I don't think I would want to locate a business in a state where the lawmakers are worried about the supply and demand of marijuana. Drug testing has become a major economic burden to business. Unlike alcohol, which is easy to detect from slurred speech and loss of coordination, marijuana obstructs reason and response time without the overt symptoms. A pot head can do just as much damage with a forklift as an alcoholic.

But keep your eyes peeled.

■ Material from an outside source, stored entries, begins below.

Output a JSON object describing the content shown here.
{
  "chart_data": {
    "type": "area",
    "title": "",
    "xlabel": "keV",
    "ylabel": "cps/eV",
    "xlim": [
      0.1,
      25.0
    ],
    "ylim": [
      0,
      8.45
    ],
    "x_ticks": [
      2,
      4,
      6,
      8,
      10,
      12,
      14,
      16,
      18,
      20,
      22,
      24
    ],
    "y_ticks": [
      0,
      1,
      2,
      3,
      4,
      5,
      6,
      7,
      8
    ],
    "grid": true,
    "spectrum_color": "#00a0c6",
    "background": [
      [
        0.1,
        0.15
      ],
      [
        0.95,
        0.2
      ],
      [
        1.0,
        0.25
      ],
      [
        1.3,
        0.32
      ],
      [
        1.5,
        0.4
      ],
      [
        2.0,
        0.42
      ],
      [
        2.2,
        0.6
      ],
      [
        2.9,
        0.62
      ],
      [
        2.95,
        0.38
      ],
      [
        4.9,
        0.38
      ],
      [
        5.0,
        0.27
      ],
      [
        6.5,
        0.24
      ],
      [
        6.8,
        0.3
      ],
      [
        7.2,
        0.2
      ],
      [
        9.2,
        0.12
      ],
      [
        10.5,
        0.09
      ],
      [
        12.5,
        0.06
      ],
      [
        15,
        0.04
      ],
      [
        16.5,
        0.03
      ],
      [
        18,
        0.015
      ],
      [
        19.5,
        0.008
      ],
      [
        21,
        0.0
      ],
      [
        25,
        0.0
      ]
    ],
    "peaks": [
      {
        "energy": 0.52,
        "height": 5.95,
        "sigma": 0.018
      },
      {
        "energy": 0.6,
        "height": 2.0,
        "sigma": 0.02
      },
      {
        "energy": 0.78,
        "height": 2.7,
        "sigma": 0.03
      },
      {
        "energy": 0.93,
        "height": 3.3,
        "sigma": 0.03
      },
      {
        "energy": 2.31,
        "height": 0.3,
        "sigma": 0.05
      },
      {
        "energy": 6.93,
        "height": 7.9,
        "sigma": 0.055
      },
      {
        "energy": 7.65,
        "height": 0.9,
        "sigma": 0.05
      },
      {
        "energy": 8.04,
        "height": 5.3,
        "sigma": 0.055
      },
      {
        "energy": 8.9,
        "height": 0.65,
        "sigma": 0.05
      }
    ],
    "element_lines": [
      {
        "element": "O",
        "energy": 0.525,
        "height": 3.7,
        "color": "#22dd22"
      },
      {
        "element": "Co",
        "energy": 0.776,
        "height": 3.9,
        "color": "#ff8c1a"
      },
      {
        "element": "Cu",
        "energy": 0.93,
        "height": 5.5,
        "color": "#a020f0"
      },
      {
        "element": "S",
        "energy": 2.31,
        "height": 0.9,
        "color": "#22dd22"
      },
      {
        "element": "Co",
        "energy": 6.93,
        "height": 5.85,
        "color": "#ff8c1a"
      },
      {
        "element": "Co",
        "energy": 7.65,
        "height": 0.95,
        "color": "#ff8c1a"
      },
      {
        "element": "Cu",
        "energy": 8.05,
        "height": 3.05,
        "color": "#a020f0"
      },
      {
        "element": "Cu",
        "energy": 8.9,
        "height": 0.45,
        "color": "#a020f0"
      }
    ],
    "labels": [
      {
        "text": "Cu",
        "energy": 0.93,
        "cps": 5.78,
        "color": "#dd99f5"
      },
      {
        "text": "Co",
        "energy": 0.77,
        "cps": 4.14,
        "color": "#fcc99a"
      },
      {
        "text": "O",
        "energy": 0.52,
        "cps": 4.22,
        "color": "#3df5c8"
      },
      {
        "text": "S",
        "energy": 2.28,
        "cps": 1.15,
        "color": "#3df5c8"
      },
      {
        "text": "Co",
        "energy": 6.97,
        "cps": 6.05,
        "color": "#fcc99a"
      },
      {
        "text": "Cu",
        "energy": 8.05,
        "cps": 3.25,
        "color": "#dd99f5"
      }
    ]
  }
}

Once marijuana becomes big business, democrats will move to outlaw "discrimination" against pot smokers on the grounds that it's their "smoking orientation". And that, friends, is why jobs are leaving America and going to China.

commentonitall
commentonitall

"ganjapreneurs", it irritates me when articles on this subject are filled with cute little words the author thinks are funny.  He is an entrepreneur, we don't label other entrepreneurs with combo words from their respective product.  In my mind it's disrespectful and is a clear indicator of the misinformation that has been propagated by the US government and big pharmaceutical companies.  Marijuana offenses send millions of people to jail a year, clog law enforcement man power and resources and cost this country hundreds and millions of dollars each year.  Marijuana has been proven time and time again to be harmless when ingested via foods, helps with pain, swelling, has cancer fighting agents, there is no other naturally occurring plant that does not need to be chemically altered or messed with in any way that treats the amount of ailments Marijuana does.  Pharmaceutical companies are terrified because people would no longer need ibuprofen, anit-nausea drugs, anxiety medications and depression medications.  People could grow their own medicine.  God put life here and with that comes plants.  In about 20 years society will look back on our views of marijuana and call us morons, we will look as stupid as the puritans during the witch hunts or all those people who thought the world was flat.

VincentAlvinAguilar
VincentAlvinAguilar

@SmokenhagenThe surrounding areas are probably no dispensary zones. For example, San Jose has a ~1million people and about 100 clubs, yet the surrounding areas prohibit dispensaries, so its a "beacon" for medical cannabis. So many taxes are collected (local and state) from people living in SJ and around SJ who visit to buy their medicine.

VincentAlvinAguilar
VincentAlvinAguilar

@mary.watertonDid you read anything at all? the man has AIDS. I am also a cannabis patient in CA with PTSD and this just is a slap on the face to everyone who uses it as medicine.

Here is some proof that cannabis isn't like alcohol at all:


http://www.sciencedirect.com/science/article/pii/S0001457513002315

The highest risk of the driver being severely injured was associated with driving positive for high concentrations of alcohol (≥0.8 g/L), alone or in combination with other psychoactive substances. For alcohol, risk increased exponentially with blood alcohol concentration (BAC). The second most risky category contained various drug–drug combinations, amphetamines and medicinal opioids. Medium increased risk was associated with medium sized BACs (at or above 0.5 g/L, below 0.8 g/L) and benzoylecgonine. The least risky drug seemed to be cannabis and benzodiazepines and Z-drugs.


ethernot
ethernot

@mary.waterton

Wow--the only statement in that entire ignorant, biased rant that has any foundation in reality is "Drug testing has become a major economic burden to business."

Well done!

Duncan_20903
Duncan_20903

Hi mary, could you tell me, what's the color of the sky in your fantasy land?